One of the most fascinating stories in Benzer’s oral history interview is about construction of the Salk Institute in La Jolla, California:
Benzer: Louis Kahn [the architect] asked Salk, “How much money have you got to put into the building?” And Salk said, “Ten million for endowment” — this was all from the commitment from the March of Dimes — “and a million dollars a year for operating expenses in perpetuity.” So Kahn went home and designed a building for $20 million. In fact, he bragged about this at some dinner he had in La Jolla. He talked about other buildings he had designed and he said it was always his policy to make the building for twice as much as the money available, because you could always count on the fact that people scurry around to find the extra money.
Salk went for that idea on the argument that later on it would cost much more to build it. That was absolutely true. But at the time it had the effect of liquidating the endowment. And everything suffered from then on.
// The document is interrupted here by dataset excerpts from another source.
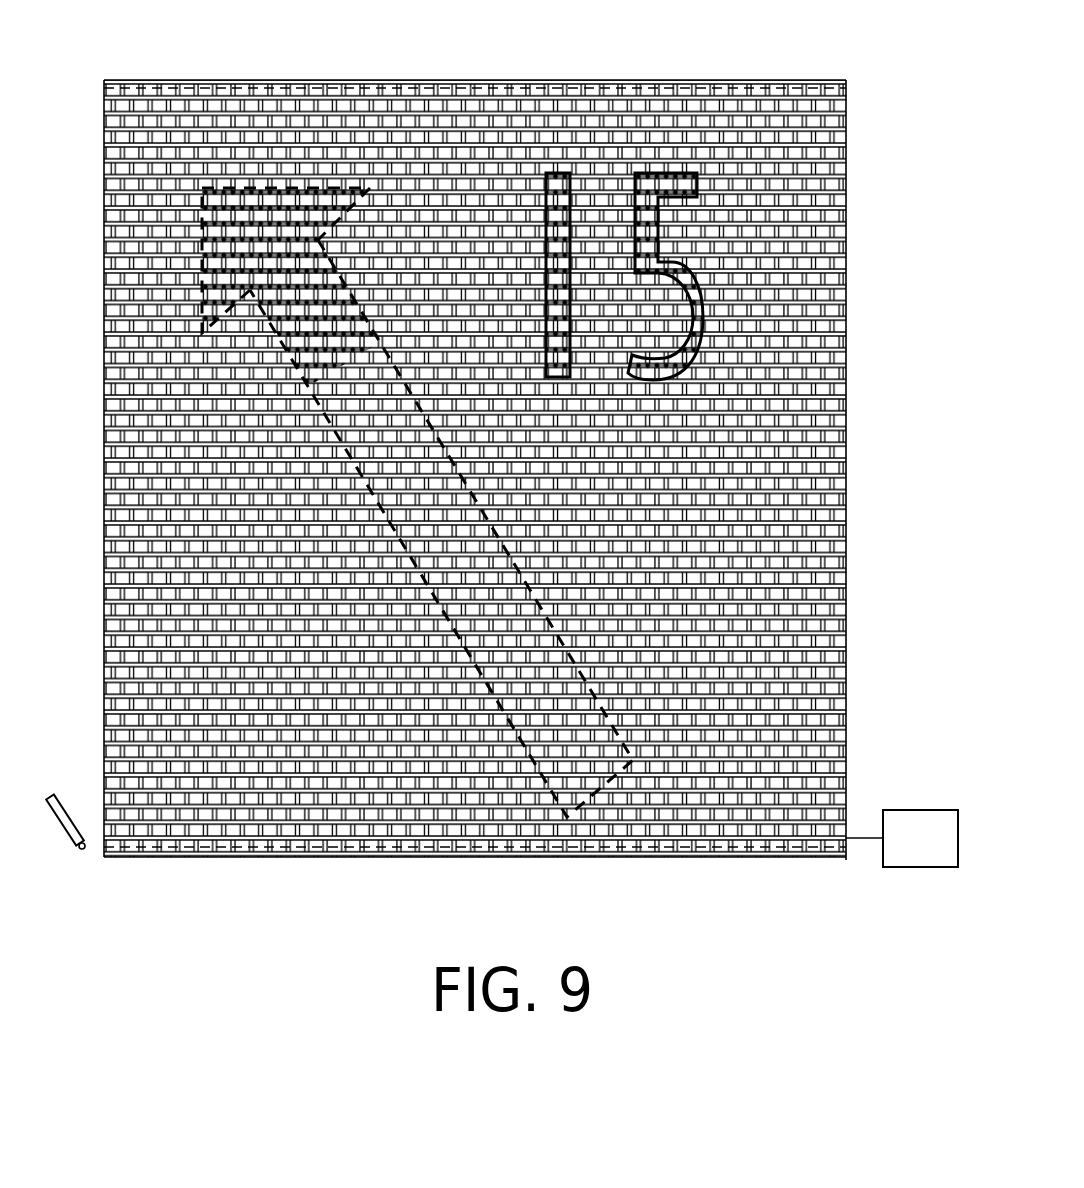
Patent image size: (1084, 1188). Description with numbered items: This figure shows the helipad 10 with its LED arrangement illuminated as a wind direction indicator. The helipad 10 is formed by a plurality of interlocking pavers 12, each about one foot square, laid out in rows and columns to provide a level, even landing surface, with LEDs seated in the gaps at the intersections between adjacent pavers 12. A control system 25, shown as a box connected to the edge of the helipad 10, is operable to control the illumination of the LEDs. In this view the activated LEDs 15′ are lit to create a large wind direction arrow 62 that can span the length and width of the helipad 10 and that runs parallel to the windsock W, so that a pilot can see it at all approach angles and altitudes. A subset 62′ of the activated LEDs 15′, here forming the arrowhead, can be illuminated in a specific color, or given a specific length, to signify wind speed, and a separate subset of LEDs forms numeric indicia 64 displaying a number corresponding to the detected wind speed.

The helipad 10 is at (858, 348).
The paver 12 is at (840, 230).
The activated LEDs 15′ is at (283, 190).
The control system 25 is at (921, 800).
The wind direction arrow 62 is at (608, 712).
The subset of activated LEDs 62′ is at (335, 190).
The numeric indicia 64 is at (560, 172).
The windsock W is at (63, 830).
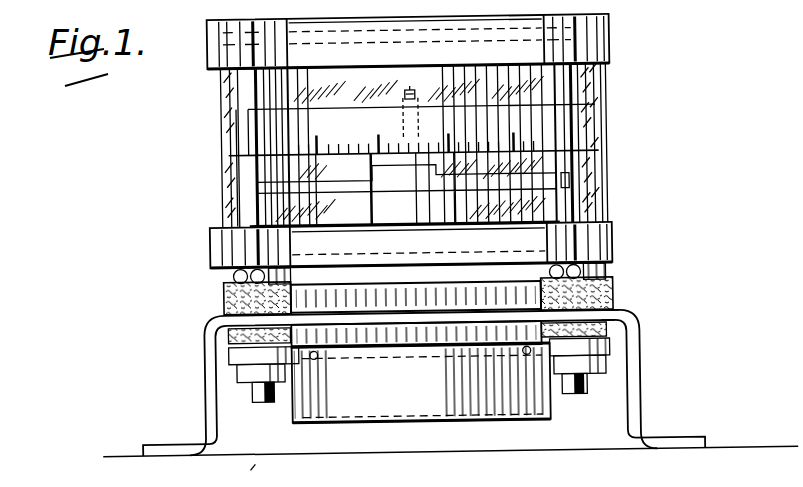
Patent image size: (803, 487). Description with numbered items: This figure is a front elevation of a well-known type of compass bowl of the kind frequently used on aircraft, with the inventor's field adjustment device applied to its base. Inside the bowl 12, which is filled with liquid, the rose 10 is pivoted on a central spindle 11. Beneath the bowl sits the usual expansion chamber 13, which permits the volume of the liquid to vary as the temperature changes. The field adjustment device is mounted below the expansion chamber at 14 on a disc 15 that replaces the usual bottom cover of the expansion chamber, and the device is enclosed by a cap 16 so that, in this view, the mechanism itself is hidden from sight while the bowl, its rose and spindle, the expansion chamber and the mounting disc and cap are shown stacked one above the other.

The institute . . . was always worrying about where the next buck was coming from.
. . .
Interviewer: So they liquidated their entire endowment to construct a more expensive building?Benzer: Yes.
Kahn knew a general principal about human nature that I do not. Why do backers reliably “scurry around to find the extra money”? Something powerful is at work here.
That’s an old sales trick. Show them the super duper model and they will never be satisfied with the car they can actually afford unless they’ve firmly planted in their mind that they don’t need all those extras. Who wants a crummy 10 million dollar building when they can have the really nice 20 million building? If there is a way, it will be found if the desire is sufficient. So in this case better is the enemy of the good enough.
I would rather have what I asked for.
In for a nickel, in for a dime!
Almost 20 years ago, on a Fourth of July weekend in Studio City, my husband and I saw an ad in the paper for brand-new $10,000 dollar Camrys at our local Toyota dealership.
I had my husband call to make sure they actually had $10,000 Camrys on the lot. They did.
When we got there the place was mobbed with people not buying $10,000 Camrys.
We said we’d come for the $10,000 Camry. The salesman told us we didn’t want the $10,000 Camry because the $10,000 Camry had a standard transmission.
I said standard transmission gave you “more power.”
The salesman looked at me for a second, then turned and walked away without another word. Obviously the guy figured that if the wife was saying a standard had more power, it was hopeless.
We went home with a $10,000 Camry.
The guy who finally found the car & sold it to us threw in a set of fancy wheel rims for free.
Our nanny owns the car now, and is still driving it.